The further away I get from February 25, 2013, the harder it is to hold onto her. You would think every inch of her was burned into my memory. Isn't it part of a mother's biology to know her child backwards and forwards with crystal clear clarity? I am trying so hard to picture her face, not the face in her photos, her real face. The face I stared at through my tears. The soft, white face. The slightly slack mouth. The eternally closed eyes. I want to hold her image in my brain, but it is grainy and slippery. It falls through the holes in my memory, and I can't grasp it. Every day that pulls me farther away from that terrible Monday creates another thin layer of fuzziness over her.
I am forgetting her. I am forgetting the heaviness of her in my arms. I feel it now only slightly, when it used to weigh me down like rocks. I am forgetting her face and her tiny hand. I see them in her pictures, but those pictures aren't her. Those photos are wonderful, but they don't capture the true beauty of my little girl, and I can no longer fully remember it. I can no longer fully remember my own child, and it feels like I am losing her all over again.
Her sister has taken over my life, and I am immersed in changing diapers and cutting fruit into bite-sized pieces, in singing songs and reading board books over and over and over. I can remember all of the words to "Giraffes Don't Dance" but not all the details of my firstborn.
How did this happen? How has my brain somehow let her slip away?
I have looked at her pictures so many times, those are the images I see when I close my eyes. The black and white baby with her hand over her left eye. The side pose with the bear and the bracelet. The curled up child in the long sleeved gown. Those are the pictures my brain remembers, but I can't see her. The real Kenley in my arms. The real face I looked down on. The real hand I held. The real head covered in black hair. Those images keep pulling farther and farther away. I try so hard to keep them with me, but they won't stay. They are leaving me. Silently slipping out the back door of my mind.

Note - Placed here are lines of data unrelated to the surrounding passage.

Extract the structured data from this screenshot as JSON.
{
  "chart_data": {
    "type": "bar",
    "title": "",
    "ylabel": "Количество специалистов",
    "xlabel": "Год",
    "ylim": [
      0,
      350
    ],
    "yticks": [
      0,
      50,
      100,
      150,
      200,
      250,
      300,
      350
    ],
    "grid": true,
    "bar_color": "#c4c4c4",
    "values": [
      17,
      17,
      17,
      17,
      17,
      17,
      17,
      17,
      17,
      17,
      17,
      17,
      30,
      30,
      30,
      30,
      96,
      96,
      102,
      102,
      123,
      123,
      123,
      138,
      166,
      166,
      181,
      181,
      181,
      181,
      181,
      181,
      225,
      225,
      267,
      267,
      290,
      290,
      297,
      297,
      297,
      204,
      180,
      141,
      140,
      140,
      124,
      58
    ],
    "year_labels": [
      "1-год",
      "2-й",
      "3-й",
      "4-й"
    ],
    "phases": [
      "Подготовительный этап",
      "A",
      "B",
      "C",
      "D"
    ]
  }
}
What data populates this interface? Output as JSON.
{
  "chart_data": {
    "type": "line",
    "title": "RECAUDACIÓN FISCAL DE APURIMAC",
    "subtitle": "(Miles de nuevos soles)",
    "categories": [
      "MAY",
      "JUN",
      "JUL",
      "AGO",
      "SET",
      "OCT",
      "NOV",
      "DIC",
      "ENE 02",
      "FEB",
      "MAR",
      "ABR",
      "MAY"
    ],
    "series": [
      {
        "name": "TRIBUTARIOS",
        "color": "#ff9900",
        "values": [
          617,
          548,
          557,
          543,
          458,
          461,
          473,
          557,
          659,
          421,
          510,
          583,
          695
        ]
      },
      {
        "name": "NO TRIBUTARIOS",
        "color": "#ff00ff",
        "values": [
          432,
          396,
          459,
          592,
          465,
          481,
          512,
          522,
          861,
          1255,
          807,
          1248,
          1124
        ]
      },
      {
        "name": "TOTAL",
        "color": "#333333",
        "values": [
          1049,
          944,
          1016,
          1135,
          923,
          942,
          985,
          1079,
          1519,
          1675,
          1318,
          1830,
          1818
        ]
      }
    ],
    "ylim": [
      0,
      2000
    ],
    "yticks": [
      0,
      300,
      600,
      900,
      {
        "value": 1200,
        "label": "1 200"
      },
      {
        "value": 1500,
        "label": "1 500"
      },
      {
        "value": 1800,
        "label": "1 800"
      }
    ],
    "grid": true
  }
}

How long will it be before she is gone completely? Before all I know of her is the four pictures that aren't really her? Before I can no longer feel her in my arms? That day is coming. I only had two hours with her. Thirty six weeks and then two hours. It's not enough time to burn enough memory. It's not enough time to make her stay with me. I reach out for her with desperate fingers, but I can't take hold.
I'm losing her. I'm losing her. I'm losing her.
And my heart is breaking all over again.
<3 Oh, mama... My heart hurts for you.
ReplyDeletethe image of her, in your mind, might feel like it's slipping away...but she is always with you <3 may I ask why you only had 2 hours with her?
ReplyDeleteShe was delivered via Csection and I was unconsious. They brought me to her when I woke up for about an hour as it was around midnight and then again the next morning when my parents arrived. They didn't offer again and I didn't know I could ask. My hospital, while kind and respecftul to me, were unprepared to handle a stillbirth and didn't know all of the options to provide to me.